С величайшим рвением продолжала она сеанс. Протянув к Нельсону руки, она прижала к середине его лба большие пальцы, обхватив остальными его голову по бокам. Потом осторожно описывая маленькие круги, стала массировать лоб. Скользя вниз, едва касаясь тела больного, ее руки повторили эти движения в подложечной впадине и на животе. Наконец ее ладони спустились до колен Нельсона и здесь, сжав их мягким движением, остановились.

Его голова медленно откинулась на спинку кресла, глаза закрылись, он уснул.
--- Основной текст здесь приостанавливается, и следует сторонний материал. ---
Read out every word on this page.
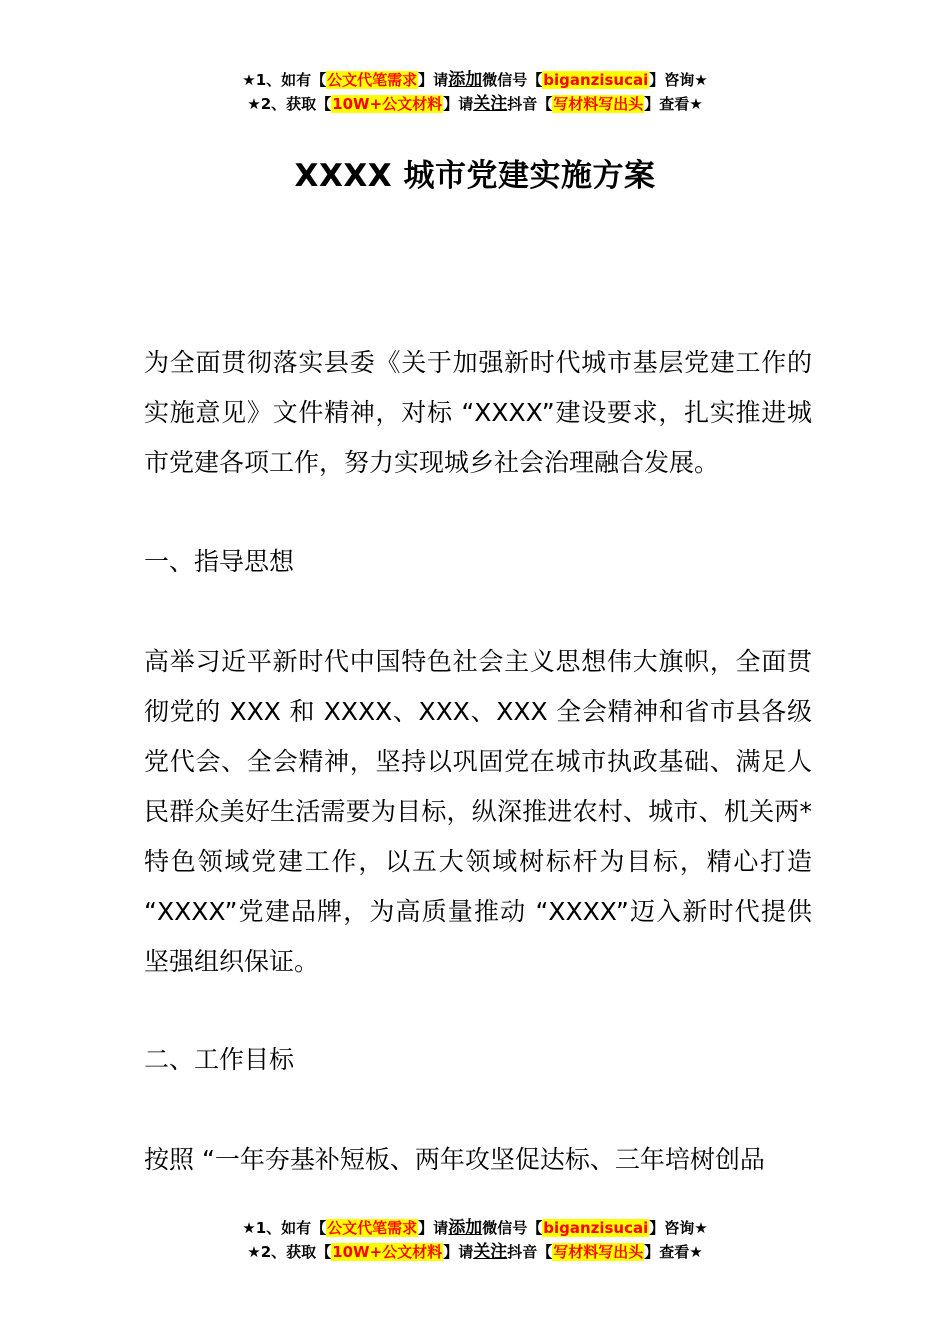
★1、如有【公文代笔需求】请添加微信号【biganzisucai】咨询★
★2、获取【10W+公文材料】请关注抖音【写材料写出头】查看★
XXXX 城市党建实施方案
为全面贯彻落实县委《关于加强新时代城市基层党建工作的实施意见》文件精神，对标 “XXXX”建设要求，扎实推进城市党建各项工作，努力实现城乡社会治理融合发展。
一、指导思想
高举习近平新时代中国特色社会主义思想伟大旗帜，全面贯彻党的 XXX 和 XXXX、XXX、XXX 全会精神和省市县各级党代会、全会精神，坚持以巩固党在城市执政基础、满足人民群众美好生活需要为目标，纵深推进农村、城市、机关两*特色领域党建工作，以五大领域树标杆为目标，精心打造 “XXXX”党建品牌，为高质量推动 “XXXX”迈入新时代提供坚强组织保证。
二、工作目标
按照 “一年夯基补短板、两年攻坚促达标、三年培树创品
★1、如有【公文代笔需求】请添加微信号【biganzisucai】咨询★
★2、获取【10W+公文材料】请关注抖音【写材料写出头】查看★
— Вы меня видите? — спросила она тихо.

Он ответил сразу, шепотом, но четко выговаривая каждое слово.

— Я тебя вижу. Ты очень красива. Зачем на тебе вуаль? Я все равно все вижу. Твои глаза, как синее море Сицилии, губы пылают, как индийские кораллы…

Он подробно описал ее лицо и фигуру, словно у него были глаза художника и душа поэта. А между тем никогда прежде он ее не видал.

Доктор Грэхем внимательно следил за происходящим.

— Он всецело в вашей власти, — сказал он, когда Нельсон умолк. — Если бы вы пожелали, вы могли бы заставить его полюбить вас.

Эмма со страхом посмотрела на больного.

— Что если он услыхал вас?

— Он слышит только то, что ему говорите вы. Я для него не существую. Спрашивайте дальше. Чтобы помочь ему, я должен знать историю его болезни.

Эмма задавала вопросы, Нельсон послушно отвечал. Он перечислил приступы лихорадки, которой страдал еще в детстве, описал судороги, мучившие его время от времени без всяких видимых причин. Он рассказал также о том, что временами у него немели ноги и руки и случались обмороки; сам он ничего при этом не помнил, но ему рассказывали о таких припадках свидетели. Его находили лежащим на земле с пеной на губах, с языком, закушенным до крови. Следствием этих приступов всегда был длительный упадок сил.

Когда он закончил, Эмма вопросительно взглянула на доктора Грэхема. Он огорченно пожал плечами.

— Онемение можно излечить, но с основным злом, с эпилепсией, бороться нельзя, тут и современная наука бессильна. Жаль, такой могучий дух! Вероятно, ему суждена громкая слава, но он всегда будет несчастлив. Будите его, только осторожно, очень осторожно.